Long ago I had heard of a gang of desperate characters who made the strip of zealously-guarded territory between Germany and Russia a terror to travellers, and the utter loneliness of the dismal place, and the swaggering demeanour of my evil-faced companion increased my mistrust.

We left the swamp shortly afterwards, and strode out again across the boundless undulating steppe that stretched away as far as the eye could reach. The moon had sunk lower in the sky, and a whitish cloud appeared in the zenith which seemed to shine with a phosphorescent light. Our trackless path wound between low shrubs, and then, after another hour’s weary, lonely plodding across the grass-covered plain, we came to a clump of trees where the underwood was thick and tangled.

I paused for a moment to gaze behind at the great expanse of flat, uncultivated, uninhabited country we had traversed. A mystery seemed to plane over the boundless steppe. The night wind played among the dry grasses, and sad thoughts awakened in my soul.
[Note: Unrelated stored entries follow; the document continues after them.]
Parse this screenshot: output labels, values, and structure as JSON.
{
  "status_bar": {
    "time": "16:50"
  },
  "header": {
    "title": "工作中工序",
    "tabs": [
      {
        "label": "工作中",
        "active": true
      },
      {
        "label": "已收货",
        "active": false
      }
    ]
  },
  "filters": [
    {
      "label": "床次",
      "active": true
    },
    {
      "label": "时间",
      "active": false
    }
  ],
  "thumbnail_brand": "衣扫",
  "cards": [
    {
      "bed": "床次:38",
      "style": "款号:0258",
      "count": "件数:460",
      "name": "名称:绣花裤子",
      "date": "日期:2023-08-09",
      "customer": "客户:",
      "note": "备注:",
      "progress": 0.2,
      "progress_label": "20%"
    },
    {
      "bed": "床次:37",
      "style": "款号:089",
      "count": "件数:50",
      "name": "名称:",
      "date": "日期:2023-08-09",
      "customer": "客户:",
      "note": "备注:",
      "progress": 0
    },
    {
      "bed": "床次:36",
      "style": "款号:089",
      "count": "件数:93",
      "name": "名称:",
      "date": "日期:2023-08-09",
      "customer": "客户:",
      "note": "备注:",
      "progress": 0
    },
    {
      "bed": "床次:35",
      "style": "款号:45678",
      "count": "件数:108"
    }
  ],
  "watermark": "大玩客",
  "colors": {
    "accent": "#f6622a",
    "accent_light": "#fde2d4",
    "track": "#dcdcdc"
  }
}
Hist!.. there was a slight rustling! A reddish fur gleamed in the moonlight so close to me that I could see the ears of a fox and its bushy tail sweeping the ground. It disappeared between the trees, and my heart beat faster as together we went forward, bursting through the underwood. The twigs struck me in the face; I stumbled, gasped for breath, and halted. The wail of a night bird broke the silence.

At that moment I saw my companion bending at the foot of a solitary tree that stood alone amid the tangled undergrowth. There was a hole in its trunk from which he drew forth something and placed it hastily in his pocket. Then, turning towards me, he took out a cigarette and calmly lit it, saying, —

“We have nothing now to fear.”

He allowed the match to burn much longer than was absolutely necessary. Instantly the thought flashed upon me that this light might be a signal to some of his nefarious companions.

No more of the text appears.